Oh, I like the historical, gothicy faerietale stuff, like Edgar Allan Poe’s The Raven, Lewis Carroll’s Jabberwocky, L. Frank Baum’s Patchwork Girl of Oz, Brothers Grimm, Jeanne-Marie Leprince de Beaumont’s Beauty and the Beast, Mary Shelly’s Frankenstein, and Jean Cocteau… There are many women authors who have inspired me over the years, like Djuna Barnes, Anaïs Nin, Sylvia Plath, and then there are the dark stories of the old dustbowl south, Toni Morrison, Maya Angelou; they spoke their truths, plus a little sci-fi with Ursula Le Guin makes a good nightcap.

What is your favorite part of the recording process? Is there a lot of experimentation in the studio?

My favorite part of recording is when it’s done! Recording can be pretty stressful, especially if you are self-producing, and you’re on a tight budget, or a tight schedule, or both. I think it really depends on where you’re recording and who you’re recording with. We had a good time recording Carnival Dust, and in retrospect, the name is so appropriate because we recorded at our favorite music venue, Club Helsinki Hudson, which has been shut down since the pandemic, so it really did feel like a dusty carnival inside the beautiful yet hauntingly empty club. Mikaela Davis came in for one song, “The Changeling,” with her harp; that was grand. The best part for me is toward the end when I record singing saw, then, I can be a bit more experimental. I also really enjoy mixing, when the pressure is off, except for when you wish you’d recorded that one part one more time.

What piece of advice would you give to aspiring musicians?

Rule number 1 — which I have broken many times and always regretted it —: Don’t date your bandmates!

Also, I spent a lot of years in a bunch of bands that were collaborative, which is so much fun when everyone’s getting along, but when the band breaks up, you can lose everything and then you have to start over with a new name, new songs, new merch, new socials, new musicians, new recordings. It gets exhausting after a while, like moving to a new apartment every 6 months. It took me a long time to build up the chutzpah to start my own band, Dust Bowl Faeries, and sometimes it feels lonely, like when I’m doing all the grunt work myself, but if someone quits, the band lives on. So, when you’re ready, go for it, make it yours, make it last, you can do it.

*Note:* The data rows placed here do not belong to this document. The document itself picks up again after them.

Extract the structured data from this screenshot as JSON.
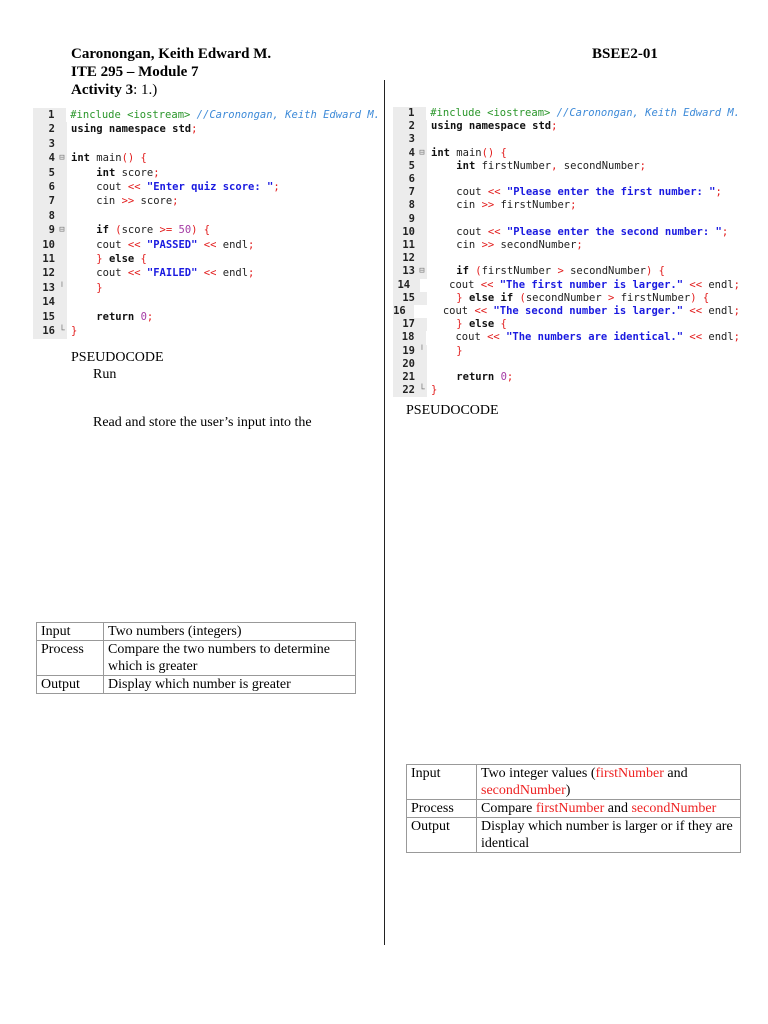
{
  "header": {
    "name": "Caronongan, Keith Edward M.",
    "section": "BSEE2-01",
    "course": "ITE 295 – Module 7",
    "activity_label": "Activity 3",
    "activity_value": ": 1.)"
  },
  "left": {
    "code": [
      [
        [
          "pp",
          "#include <iostream> "
        ],
        [
          "cmt",
          "//Caronongan, Keith Edward M."
        ]
      ],
      [
        [
          "kw",
          "using namespace std"
        ],
        [
          "op",
          ";"
        ]
      ],
      [],
      [
        [
          "kw",
          "int "
        ],
        [
          "pl",
          "main"
        ],
        [
          "op",
          "() {"
        ]
      ],
      [
        [
          "pl",
          "    "
        ],
        [
          "kw",
          "int "
        ],
        [
          "pl",
          "score"
        ],
        [
          "op",
          ";"
        ]
      ],
      [
        [
          "pl",
          "    cout "
        ],
        [
          "op",
          "<< "
        ],
        [
          "str",
          "\"Enter quiz score: \""
        ],
        [
          "op",
          ";"
        ]
      ],
      [
        [
          "pl",
          "    cin "
        ],
        [
          "op",
          ">> "
        ],
        [
          "pl",
          "score"
        ],
        [
          "op",
          ";"
        ]
      ],
      [],
      [
        [
          "pl",
          "    "
        ],
        [
          "kw",
          "if "
        ],
        [
          "op",
          "("
        ],
        [
          "pl",
          "score "
        ],
        [
          "op",
          ">= "
        ],
        [
          "num",
          "50"
        ],
        [
          "op",
          ") {"
        ]
      ],
      [
        [
          "pl",
          "    cout "
        ],
        [
          "op",
          "<< "
        ],
        [
          "str",
          "\"PASSED\""
        ],
        [
          "op",
          " << "
        ],
        [
          "pl",
          "endl"
        ],
        [
          "op",
          ";"
        ]
      ],
      [
        [
          "op",
          "    } "
        ],
        [
          "kw",
          "else "
        ],
        [
          "op",
          "{"
        ]
      ],
      [
        [
          "pl",
          "    cout "
        ],
        [
          "op",
          "<< "
        ],
        [
          "str",
          "\"FAILED\""
        ],
        [
          "op",
          " << "
        ],
        [
          "pl",
          "endl"
        ],
        [
          "op",
          ";"
        ]
      ],
      [
        [
          "op",
          "    }"
        ]
      ],
      [],
      [
        [
          "pl",
          "    "
        ],
        [
          "kw",
          "return "
        ],
        [
          "num",
          "0"
        ],
        [
          "op",
          ";"
        ]
      ],
      [
        [
          "op",
          "}"
        ]
      ]
    ],
    "pseudocode_label": "PSEUDOCODE",
    "run_label": "Run",
    "read_text": "Read and store the user’s input into the",
    "table": [
      [
        "Input",
        "Two numbers (integers)"
      ],
      [
        "Process",
        "Compare the two numbers to determine which is greater"
      ],
      [
        "Output",
        "Display which number is greater"
      ]
    ]
  },
  "right": {
    "code": [
      [
        [
          "pp",
          "#include <iostream> "
        ],
        [
          "cmt",
          "//Caronongan, Keith Edward M."
        ]
      ],
      [
        [
          "kw",
          "using namespace std"
        ],
        [
          "op",
          ";"
        ]
      ],
      [],
      [
        [
          "kw",
          "int "
        ],
        [
          "pl",
          "main"
        ],
        [
          "op",
          "() {"
        ]
      ],
      [
        [
          "pl",
          "    "
        ],
        [
          "kw",
          "int "
        ],
        [
          "pl",
          "firstNumber"
        ],
        [
          "op",
          ", "
        ],
        [
          "pl",
          "secondNumber"
        ],
        [
          "op",
          ";"
        ]
      ],
      [],
      [
        [
          "pl",
          "    cout "
        ],
        [
          "op",
          "<< "
        ],
        [
          "str",
          "\"Please enter the first number: \""
        ],
        [
          "op",
          ";"
        ]
      ],
      [
        [
          "pl",
          "    cin "
        ],
        [
          "op",
          ">> "
        ],
        [
          "pl",
          "firstNumber"
        ],
        [
          "op",
          ";"
        ]
      ],
      [],
      [
        [
          "pl",
          "    cout "
        ],
        [
          "op",
          "<< "
        ],
        [
          "str",
          "\"Please enter the second number: \""
        ],
        [
          "op",
          ";"
        ]
      ],
      [
        [
          "pl",
          "    cin "
        ],
        [
          "op",
          ">> "
        ],
        [
          "pl",
          "secondNumber"
        ],
        [
          "op",
          ";"
        ]
      ],
      [],
      [
        [
          "pl",
          "    "
        ],
        [
          "kw",
          "if "
        ],
        [
          "op",
          "("
        ],
        [
          "pl",
          "firstNumber "
        ],
        [
          "op",
          "> "
        ],
        [
          "pl",
          "secondNumber"
        ],
        [
          "op",
          ") {"
        ]
      ],
      [
        [
          "pl",
          "    cout "
        ],
        [
          "op",
          "<< "
        ],
        [
          "str",
          "\"The first number is larger.\""
        ],
        [
          "op",
          " << "
        ],
        [
          "pl",
          "endl"
        ],
        [
          "op",
          ";"
        ]
      ],
      [
        [
          "op",
          "    } "
        ],
        [
          "kw",
          "else if "
        ],
        [
          "op",
          "("
        ],
        [
          "pl",
          "secondNumber "
        ],
        [
          "op",
          "> "
        ],
        [
          "pl",
          "firstNumber"
        ],
        [
          "op",
          ") {"
        ]
      ],
      [
        [
          "pl",
          "    cout "
        ],
        [
          "op",
          "<< "
        ],
        [
          "str",
          "\"The second number is larger.\""
        ],
        [
          "op",
          " << "
        ],
        [
          "pl",
          "endl"
        ],
        [
          "op",
          ";"
        ]
      ],
      [
        [
          "op",
          "    } "
        ],
        [
          "kw",
          "else "
        ],
        [
          "op",
          "{"
        ]
      ],
      [
        [
          "pl",
          "    cout "
        ],
        [
          "op",
          "<< "
        ],
        [
          "str",
          "\"The numbers are identical.\""
        ],
        [
          "op",
          " << "
        ],
        [
          "pl",
          "endl"
        ],
        [
          "op",
          ";"
        ]
      ],
      [
        [
          "op",
          "    }"
        ]
      ],
      [],
      [
        [
          "pl",
          "    "
        ],
        [
          "kw",
          "return "
        ],
        [
          "num",
          "0"
        ],
        [
          "op",
          ";"
        ]
      ],
      [
        [
          "op",
          "}"
        ]
      ]
    ],
    "pseudocode_label": "PSEUDOCODE",
    "table": {
      "input_label": "Input",
      "input_a": "Two integer values (",
      "input_var1": "firstNumber",
      "input_b": " and ",
      "input_var2": "secondNumber",
      "input_c": ")",
      "process_label": "Process",
      "process_a": "Compare ",
      "process_var1": "firstNumber",
      "process_b": " and ",
      "process_var2": "secondNumber",
      "output_label": "Output",
      "output_value": "Display which number is larger or if they are identical"
    }
  },
  "fold_markers": {
    "left": {
      "4": "⊟",
      "9": "⊟",
      "13": "╵",
      "16": "└"
    },
    "right": {
      "4": "⊟",
      "13": "⊟",
      "19": "╵",
      "22": "└"
    }
  }
}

You often make an effort to work with as many female creators as possible. In your opinion, what’s the current atmosphere for women in the industry? What changes should be made immediately?

It’s a mixed bag for women and gender nonconforming people in the music industry right now. We’ve come a long way, but we still have a long way to go and we’ve done some serious backsliding since the ’60s and ’70s feminist movements. So many men in the industry got called out for sexual harassment and sexist behavior during #metoo, and I think it has made people more aware of and accountable for their actions. I still see a lot of bands with girl singers up front wearing something skimpy; there’s still pressure on women to be young and cute. The industry is ageist toward women, and there’s still an attitude that men are better musicians. Most of the booking agents, management companies, venue owners, recording/sound engineers, etc., etc., are still men. I think we need to get more gender and BIPOC diversity throughout the industry, not just behind the microphone. We need diversity in recording studios, music stores, music education, music venues/audio technicians, music management, record labels, everywhere. Until diversity permeates all aspects of the industry, we will remain stuck in these patriarchal, racist, sexist patterns that are so deeply oppressive.